Chromebook Reviews

Hands on: What a $149 Chromebook is actually like to use

How good of a Chrome OS experience can $149 really get you? Time to find out.

Hisense Chromebook

How much would you pay for a Chromebook?

If you're more of a power user (and let's face it, if you're reading this, there's a decent chance that you are), you might be willing to pay a little extra in order to get a nicer and/or more powerful system. If cost is a concern, though -- or if you're looking at buying Chromebooks for kids or even in bulk for schools -- the prospect of an entry-level laptop at $149 might be just the ticket.

Even if you're not in the market for such a system, it's interesting to see what kind of Chrome OS experience $149 can buy.

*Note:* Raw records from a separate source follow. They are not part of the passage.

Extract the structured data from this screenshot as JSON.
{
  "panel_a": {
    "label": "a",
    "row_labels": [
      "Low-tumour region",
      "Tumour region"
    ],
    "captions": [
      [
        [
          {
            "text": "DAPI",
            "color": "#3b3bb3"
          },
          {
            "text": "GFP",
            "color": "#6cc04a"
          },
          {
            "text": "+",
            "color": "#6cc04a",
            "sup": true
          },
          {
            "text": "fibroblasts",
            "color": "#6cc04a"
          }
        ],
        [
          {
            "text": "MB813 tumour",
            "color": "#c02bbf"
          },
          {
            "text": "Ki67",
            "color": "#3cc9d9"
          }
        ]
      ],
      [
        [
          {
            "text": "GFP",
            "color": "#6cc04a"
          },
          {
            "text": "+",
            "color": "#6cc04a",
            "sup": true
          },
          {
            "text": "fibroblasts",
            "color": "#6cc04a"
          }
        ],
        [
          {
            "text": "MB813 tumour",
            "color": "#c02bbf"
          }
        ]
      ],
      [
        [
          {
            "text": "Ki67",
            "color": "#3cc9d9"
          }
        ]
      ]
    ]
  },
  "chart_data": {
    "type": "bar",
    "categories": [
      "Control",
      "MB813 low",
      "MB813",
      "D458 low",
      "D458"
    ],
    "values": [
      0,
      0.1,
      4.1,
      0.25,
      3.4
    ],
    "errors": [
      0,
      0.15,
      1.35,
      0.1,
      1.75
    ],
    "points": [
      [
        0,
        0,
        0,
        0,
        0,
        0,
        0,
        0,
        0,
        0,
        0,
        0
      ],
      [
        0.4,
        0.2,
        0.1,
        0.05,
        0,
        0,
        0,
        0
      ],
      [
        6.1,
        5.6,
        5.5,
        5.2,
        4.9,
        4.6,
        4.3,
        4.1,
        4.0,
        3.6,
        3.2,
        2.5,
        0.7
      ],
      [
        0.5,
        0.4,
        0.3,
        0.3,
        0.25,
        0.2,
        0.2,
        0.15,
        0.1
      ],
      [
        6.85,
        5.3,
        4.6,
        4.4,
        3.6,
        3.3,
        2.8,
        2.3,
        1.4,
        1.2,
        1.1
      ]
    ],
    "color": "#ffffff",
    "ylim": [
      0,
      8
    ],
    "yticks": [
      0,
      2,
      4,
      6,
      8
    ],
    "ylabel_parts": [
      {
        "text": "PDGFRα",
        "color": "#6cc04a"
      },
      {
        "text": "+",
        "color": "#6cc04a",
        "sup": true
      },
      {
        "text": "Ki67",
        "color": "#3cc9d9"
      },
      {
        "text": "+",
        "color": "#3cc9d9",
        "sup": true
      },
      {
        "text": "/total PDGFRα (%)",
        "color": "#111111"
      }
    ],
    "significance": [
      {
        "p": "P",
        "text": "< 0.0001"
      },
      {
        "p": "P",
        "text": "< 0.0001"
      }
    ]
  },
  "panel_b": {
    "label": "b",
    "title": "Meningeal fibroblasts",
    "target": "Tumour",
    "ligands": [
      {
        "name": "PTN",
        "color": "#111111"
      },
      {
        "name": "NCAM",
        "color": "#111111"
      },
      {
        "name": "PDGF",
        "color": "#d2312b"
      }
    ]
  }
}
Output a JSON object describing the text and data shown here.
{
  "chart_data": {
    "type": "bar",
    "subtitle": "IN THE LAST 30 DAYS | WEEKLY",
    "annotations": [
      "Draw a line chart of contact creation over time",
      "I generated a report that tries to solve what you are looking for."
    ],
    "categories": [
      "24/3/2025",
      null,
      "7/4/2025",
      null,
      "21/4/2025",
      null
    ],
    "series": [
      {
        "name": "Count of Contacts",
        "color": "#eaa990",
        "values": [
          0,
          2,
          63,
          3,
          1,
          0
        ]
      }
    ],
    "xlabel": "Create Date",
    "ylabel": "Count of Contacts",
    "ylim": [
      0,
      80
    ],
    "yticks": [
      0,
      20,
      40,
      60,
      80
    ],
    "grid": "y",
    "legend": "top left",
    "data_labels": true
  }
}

That's why I decided to take a little time to check out one of the two new $149 Chromebooks Google just started promoting. Well, that's part of the reason, at least. The other part is that these low-cost systems have identical internals to a neat-looking convertible touchscreen Chromebook coming out later this year -- the $249 Asus Chromebook Flip -- and I wanted to get an early idea of what kind of performance we could expect from that device.

The $149 Chromebooks are made by Haier and Hisense, two companies you've probably never heard of until now (it's okay -- I hadn't, either). They're being sold exclusively at Walmart and Amazon, respectively, and they're pretty similar -- the same basic specs, though the Haier model is a bit smaller and lighter and promises 10 hours of battery life compared to the Hisense's 8.5. The Hisense, meanwhile, has some extra design flourishes like an actual metal wrist-rest alongside its keyboard.

I've been using the Hisense -- and in the simplest possible terms, it's okay. It's serviceable but not spectacular. But let's remember that it's also a $149 computer. When you consider it within those parameters, things take on a very different color.

Hisense Chromebook Exterior

In terms of materials and build quality, the Hisense Chromebook isn't terribly far removed from entry-level systems by the likes of Samsung, Acer, and Asus. It's plastic, though actually less flimsy-feeling than what I've seen on many of the more expensive lower-end models. The metal wrist-rest also provides a welcome touch of class and makes the laptop seem extra sturdy.

The 11.6-in. TN display is pretty standard fare for this class of Chromebook, meanwhile -- grainy and washed out, not great viewing angles, but good enough for basic browsing and document work. And the keyboard's similarly okay -- the typical Chrome OS layout and chiclet-style keys, though on the cheaper end of the spectrum in terms of quality (and also a bit cramped, due to the device's size).

Hisense Chromebook Keyboard

My only real complaint is that when I'm typing, the system periodically loses letters -- so if I type "hello," it might come out as "hllo," for instance. That's obviously a serious problem. Or a srius problm, as the Hisense Chromebook might put it. I'm not sure if it's a quality issue with the keyboard itself or something related to performance and the computer not being able to keep up (if I slow my typing down to a peck-like pace, things work consistently fine) -- but either way, it's not good.

Speaking of performance, the Hisense Chromebook runs on a Rockchip 3288 ARM processor (yes, that's an actual thing) along with 2GB of RAM. As I mentioned, that's the same setup that'll be in Asus's upcoming Chromebook Flip, though that device will also come in an optional 4GB RAM configuration.

And you know what? Aside from the weird occasional dropped-letters thing, it's actually not half-bad. The system is by no means a speed demon, and it's not as snappy or as capable as most of the higher-end Intel-based Chromebooks we've seen come out over the past several months, but it's also not awful. If you're doing pretty basic stuff -- browsing the Web, sending emails, and so forth -- and keeping only one or two tabs open at a time, it's good enough to get the job done.

If you start having more than a few tabs open at a time, you'll definitely feel the Rockwell's limitations. The system remains usable even with several tabs running, but it does get a little sluggish. Still, it's not nearly as bad as what we used to see with the older ARM Chromebooks, like the original HP Chromebook 11. An extra 2GB of RAM could probably go a long way in making this setup sufficient even for more demanding users.

As it stands, it's an impressive offering for $149 (again, aside from the dropped letters issue -- no matter how inexpensive it is, that's hard to get past). "Good enough" is the key phrase here, as you may have noticed throughout this story, and that's about what you should expect at this price point. You can certainly get a much better experience in terms of performance and hardware quality if you're willing to drop an extra hundred or two, but this system isn't intended for people who are looking to spend extra money.

If the keyboard issue can be resolved, this $149 Chromebook could be a perfect solution for folks who need a simple, inexpensive, and easily replaceable vessel for getting online and getting stuff done. And its performance makes me optimistic to see what kind of experience Asus's convertible touchscreen Chromebook will be able to deliver.